Monday, Apr. 12, 1982
The Inheritors
Warnings from a stage Lenin
As the play opens, a balding man walks pensively to a desk in a dimly lit study. He has come to retrieve a red folder containing his will. But as Muscovites who have been flocking to the new production soon discover, Thus We Will Win is no routine story of squabbling heirs. The character at center stage is Vladimir Lenin, founder of the Soviet state; the document he seeks is a political testament in which he warns his colleagues of future perils to the Communist Party.
Written by Dramatist. Mikhail Shatrov, Thus We Will Win uses Lenin's surreptitious visit to his Kremlin office several months before his death in January 1924 as the starting point for a three-hour flashback through the early years of the Bolshevik regime. Soviet audiences sit rapt as Actor Alexander Kalyagin, a startling Lenin lookalike, voices concern that Joseph Stalin, who succeeded him and later presided over the deaths of millions of suspected opponents, has "concentrated enormous power in his hands." The stage Lenin calls for more openness and democracy in the party. "There are three things I cherish most: peace, bread and freedom," he says. "And freedom cannot come without the first two."
In a nation where audiences assiduously hunt for modern meaning in productions of Shakespeare, the parallels with Soviet Leader Leonid Brezhnev and the impending struggle to succeed him are obvious. Says one Moscow viewer: "Not everything today is the way Lenin is saying it should be." Indeed, during a recent performance there was a brief tremor of applause in the balcony when Kalyagin suggested that the post of general secretary should be subject to greater party control.

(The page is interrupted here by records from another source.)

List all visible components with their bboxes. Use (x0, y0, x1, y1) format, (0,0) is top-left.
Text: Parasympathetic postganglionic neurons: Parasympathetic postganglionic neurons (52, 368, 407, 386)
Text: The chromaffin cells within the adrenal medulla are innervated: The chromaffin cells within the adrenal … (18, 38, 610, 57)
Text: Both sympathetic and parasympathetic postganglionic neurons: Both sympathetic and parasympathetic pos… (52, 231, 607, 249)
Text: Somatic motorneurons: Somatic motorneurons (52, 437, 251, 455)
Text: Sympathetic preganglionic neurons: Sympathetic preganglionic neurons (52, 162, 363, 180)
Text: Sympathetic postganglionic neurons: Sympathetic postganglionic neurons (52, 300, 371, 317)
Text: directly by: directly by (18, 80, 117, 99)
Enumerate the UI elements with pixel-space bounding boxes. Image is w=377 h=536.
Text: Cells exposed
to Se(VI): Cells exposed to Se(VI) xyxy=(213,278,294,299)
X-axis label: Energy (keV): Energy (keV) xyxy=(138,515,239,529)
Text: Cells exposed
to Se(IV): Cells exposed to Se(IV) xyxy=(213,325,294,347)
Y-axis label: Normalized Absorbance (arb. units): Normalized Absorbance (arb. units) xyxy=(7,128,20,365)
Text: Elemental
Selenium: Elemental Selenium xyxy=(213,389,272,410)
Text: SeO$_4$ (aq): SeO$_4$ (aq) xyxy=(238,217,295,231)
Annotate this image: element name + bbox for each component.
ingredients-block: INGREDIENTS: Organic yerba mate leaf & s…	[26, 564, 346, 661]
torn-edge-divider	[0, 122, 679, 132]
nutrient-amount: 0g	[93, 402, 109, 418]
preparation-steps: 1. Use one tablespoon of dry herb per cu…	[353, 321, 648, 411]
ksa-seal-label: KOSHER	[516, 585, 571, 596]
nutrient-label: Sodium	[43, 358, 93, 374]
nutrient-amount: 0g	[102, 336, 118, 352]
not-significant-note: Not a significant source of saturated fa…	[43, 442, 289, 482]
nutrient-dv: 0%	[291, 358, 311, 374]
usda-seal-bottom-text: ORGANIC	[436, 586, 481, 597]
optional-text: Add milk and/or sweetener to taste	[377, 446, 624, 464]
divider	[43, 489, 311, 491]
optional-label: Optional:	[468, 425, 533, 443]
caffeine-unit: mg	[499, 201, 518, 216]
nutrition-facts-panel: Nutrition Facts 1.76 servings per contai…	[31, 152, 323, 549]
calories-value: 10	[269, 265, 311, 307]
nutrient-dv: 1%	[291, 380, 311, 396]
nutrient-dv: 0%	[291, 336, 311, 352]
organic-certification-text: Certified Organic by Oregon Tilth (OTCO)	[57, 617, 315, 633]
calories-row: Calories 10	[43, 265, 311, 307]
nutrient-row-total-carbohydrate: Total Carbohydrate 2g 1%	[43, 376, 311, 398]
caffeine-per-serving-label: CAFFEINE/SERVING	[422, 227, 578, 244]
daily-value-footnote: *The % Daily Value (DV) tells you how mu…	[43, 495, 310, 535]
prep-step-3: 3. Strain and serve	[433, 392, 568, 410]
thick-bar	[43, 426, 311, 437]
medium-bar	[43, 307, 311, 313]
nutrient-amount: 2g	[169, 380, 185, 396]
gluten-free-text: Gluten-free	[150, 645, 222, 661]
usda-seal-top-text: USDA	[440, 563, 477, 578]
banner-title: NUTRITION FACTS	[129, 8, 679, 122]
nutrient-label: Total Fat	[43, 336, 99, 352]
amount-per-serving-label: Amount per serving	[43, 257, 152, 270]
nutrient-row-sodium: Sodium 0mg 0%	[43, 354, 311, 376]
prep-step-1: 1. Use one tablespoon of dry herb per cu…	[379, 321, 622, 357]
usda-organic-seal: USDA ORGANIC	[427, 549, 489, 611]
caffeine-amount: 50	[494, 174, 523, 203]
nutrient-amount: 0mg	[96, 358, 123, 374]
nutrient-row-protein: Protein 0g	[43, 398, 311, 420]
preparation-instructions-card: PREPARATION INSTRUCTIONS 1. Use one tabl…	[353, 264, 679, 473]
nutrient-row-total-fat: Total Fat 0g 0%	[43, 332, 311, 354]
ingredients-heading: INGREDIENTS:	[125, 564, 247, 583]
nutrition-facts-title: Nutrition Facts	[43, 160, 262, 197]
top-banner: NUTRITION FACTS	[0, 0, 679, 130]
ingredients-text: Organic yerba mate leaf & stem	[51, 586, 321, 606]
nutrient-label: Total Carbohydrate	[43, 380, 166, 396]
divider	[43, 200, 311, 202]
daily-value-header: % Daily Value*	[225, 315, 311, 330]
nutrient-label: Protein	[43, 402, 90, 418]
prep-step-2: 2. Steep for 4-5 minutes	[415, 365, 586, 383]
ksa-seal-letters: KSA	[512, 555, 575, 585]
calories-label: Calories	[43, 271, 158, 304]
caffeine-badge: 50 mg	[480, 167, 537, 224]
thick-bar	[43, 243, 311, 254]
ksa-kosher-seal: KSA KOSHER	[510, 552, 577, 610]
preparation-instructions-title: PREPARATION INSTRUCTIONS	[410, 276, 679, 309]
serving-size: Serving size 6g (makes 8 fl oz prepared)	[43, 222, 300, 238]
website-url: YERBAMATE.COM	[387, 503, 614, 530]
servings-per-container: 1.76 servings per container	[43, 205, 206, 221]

Yet the real drama may be more offstage than on. Rumors have been circulating that Thus We Will Win was the object of an ideological tug-of-war in the Politburo. Party Theoretician Mikhail Suslov, a hard-liner who died last January, is believed to have done his best to block the production, while Brezhnev Protege Konstantin Chernenko apparently intervened to save the play. As if to dispel any notion that the leadership was divided in its feelings, virtually the entire top rung of the Politburo, including Brezhnev, showed up for a performance early last month. In what may be the start of a period of transition, Shatrov's courageous play is a sign that some voices are speaking out for a re-examination of the traditions and practices of the Soviet state.